Yews have dark-green colored, rather soft, evergreen, needle-like leaves. Yews usually have separate male and female plants, although sometimes these flowers will develop on separate branches of the same plant. The male flowers are small and inconspicuous, and develop as globular bodies in leaf axils. The female flowers of yews develop in the springtime, and they occur singly and naked in the axis of a leaf. The fruit is a relatively large, hard seed, encased in a bright-red or scarlet, fleshy, cup-like structure known as an aril. The arils are sought by birds as food, which eat and disperse the seeds. The seeds of yews are poisonous to people and other mammals, although the fleshy arils are not. The symptoms of poisoning by yew seeds or foliage are dilation of the pupils, pain, and vomiting, leading to coma and death if the dose is large enough.



The wood of yews is dense, strong, flexible, and resistant to decay. The bark is thin, fibrous, scaly, and dark colored.

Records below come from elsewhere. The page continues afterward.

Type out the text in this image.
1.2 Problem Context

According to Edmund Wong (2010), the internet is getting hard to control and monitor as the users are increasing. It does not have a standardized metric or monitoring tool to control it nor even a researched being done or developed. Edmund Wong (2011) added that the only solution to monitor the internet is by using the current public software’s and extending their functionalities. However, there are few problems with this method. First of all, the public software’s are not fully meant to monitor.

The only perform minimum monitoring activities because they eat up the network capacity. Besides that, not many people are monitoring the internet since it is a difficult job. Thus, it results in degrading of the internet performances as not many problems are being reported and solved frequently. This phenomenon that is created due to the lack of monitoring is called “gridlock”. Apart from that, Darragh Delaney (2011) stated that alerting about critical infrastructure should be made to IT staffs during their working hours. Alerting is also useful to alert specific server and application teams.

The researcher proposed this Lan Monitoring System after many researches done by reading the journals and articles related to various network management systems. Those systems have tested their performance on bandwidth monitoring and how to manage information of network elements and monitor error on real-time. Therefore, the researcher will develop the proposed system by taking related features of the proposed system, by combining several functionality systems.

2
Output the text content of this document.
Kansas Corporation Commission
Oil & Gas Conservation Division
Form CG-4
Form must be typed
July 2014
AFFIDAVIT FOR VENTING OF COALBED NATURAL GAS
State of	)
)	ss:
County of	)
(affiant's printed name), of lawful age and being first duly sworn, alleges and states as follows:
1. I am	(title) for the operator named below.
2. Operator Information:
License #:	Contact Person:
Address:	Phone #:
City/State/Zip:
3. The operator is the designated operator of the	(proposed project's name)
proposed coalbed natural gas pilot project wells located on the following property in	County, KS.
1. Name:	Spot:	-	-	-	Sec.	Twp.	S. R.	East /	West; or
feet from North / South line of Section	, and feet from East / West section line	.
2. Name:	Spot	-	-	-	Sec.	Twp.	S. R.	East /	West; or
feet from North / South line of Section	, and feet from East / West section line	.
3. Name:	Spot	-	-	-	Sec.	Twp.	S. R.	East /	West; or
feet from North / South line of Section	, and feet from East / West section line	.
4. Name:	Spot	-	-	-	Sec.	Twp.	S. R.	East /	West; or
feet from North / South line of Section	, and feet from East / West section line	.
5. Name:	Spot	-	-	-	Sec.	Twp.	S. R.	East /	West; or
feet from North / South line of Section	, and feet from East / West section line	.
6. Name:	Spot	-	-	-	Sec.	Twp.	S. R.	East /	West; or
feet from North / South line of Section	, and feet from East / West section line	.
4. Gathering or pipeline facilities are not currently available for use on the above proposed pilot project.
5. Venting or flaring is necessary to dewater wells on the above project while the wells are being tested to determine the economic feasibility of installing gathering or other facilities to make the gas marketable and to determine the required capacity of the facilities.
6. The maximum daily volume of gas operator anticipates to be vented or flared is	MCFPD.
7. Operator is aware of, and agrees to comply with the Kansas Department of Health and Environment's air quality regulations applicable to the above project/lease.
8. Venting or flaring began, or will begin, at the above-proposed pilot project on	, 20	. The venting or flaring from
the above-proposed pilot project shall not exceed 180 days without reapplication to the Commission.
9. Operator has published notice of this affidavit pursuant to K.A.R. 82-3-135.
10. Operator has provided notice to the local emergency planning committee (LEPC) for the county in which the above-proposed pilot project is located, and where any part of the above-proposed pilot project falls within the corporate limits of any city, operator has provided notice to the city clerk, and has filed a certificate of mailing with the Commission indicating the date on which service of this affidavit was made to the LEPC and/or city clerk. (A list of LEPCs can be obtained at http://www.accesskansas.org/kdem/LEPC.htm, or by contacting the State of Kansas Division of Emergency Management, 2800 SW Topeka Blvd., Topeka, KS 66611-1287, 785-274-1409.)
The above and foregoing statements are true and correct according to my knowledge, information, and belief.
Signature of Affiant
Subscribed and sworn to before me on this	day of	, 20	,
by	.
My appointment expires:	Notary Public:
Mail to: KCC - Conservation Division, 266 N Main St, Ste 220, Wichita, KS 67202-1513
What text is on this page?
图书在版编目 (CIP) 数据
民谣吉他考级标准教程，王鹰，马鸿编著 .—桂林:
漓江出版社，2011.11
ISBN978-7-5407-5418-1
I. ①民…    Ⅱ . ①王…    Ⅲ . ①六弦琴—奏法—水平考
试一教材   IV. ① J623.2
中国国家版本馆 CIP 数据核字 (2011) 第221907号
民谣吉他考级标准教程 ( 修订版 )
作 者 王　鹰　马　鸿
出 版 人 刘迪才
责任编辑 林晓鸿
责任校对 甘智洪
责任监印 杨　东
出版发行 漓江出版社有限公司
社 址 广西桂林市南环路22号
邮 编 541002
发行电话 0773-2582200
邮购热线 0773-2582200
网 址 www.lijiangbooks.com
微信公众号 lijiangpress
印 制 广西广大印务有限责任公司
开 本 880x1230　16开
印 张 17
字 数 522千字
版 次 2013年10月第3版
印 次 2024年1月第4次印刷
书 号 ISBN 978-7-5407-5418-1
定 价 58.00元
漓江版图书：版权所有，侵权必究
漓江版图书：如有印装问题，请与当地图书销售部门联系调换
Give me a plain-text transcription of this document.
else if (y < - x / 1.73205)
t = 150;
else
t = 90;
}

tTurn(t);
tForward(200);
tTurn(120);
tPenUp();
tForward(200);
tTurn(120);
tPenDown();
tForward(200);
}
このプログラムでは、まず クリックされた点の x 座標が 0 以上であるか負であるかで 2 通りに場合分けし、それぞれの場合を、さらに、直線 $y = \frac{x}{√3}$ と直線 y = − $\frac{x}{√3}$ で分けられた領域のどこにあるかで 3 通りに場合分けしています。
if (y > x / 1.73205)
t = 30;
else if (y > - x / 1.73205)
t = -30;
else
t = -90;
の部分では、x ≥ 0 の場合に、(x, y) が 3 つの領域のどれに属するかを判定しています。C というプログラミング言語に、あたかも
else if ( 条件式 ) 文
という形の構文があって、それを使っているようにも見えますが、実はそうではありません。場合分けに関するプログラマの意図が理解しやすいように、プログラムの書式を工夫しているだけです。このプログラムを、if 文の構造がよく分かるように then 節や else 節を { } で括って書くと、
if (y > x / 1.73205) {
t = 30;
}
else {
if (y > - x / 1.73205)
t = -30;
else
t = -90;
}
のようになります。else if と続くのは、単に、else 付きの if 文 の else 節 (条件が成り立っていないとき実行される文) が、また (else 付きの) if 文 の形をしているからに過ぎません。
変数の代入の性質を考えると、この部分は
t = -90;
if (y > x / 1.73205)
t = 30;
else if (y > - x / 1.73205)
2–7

The young twigs of yews are generally greenish in color.

Yews are slow growing and highly tolerant of shading. As a result, yews can survive in the shade beneath a closed forest canopy. This can be especially true beneath angiosperm trees, which allow the yews to grow relatively freely during the spring and autumn when the trees are in a leafless condition. However, yews also do well beneath conifer trees, as long as occasional gaps in the canopy allow exposure to light as brief sunflecks during the day.

Yews have a dense foliage and so cast a rather deep shade. As a result of this shade, as well as a toxic quality of the yew's leaf litter, few plants will grow beneath a closed canopy of yew tree or shrubs.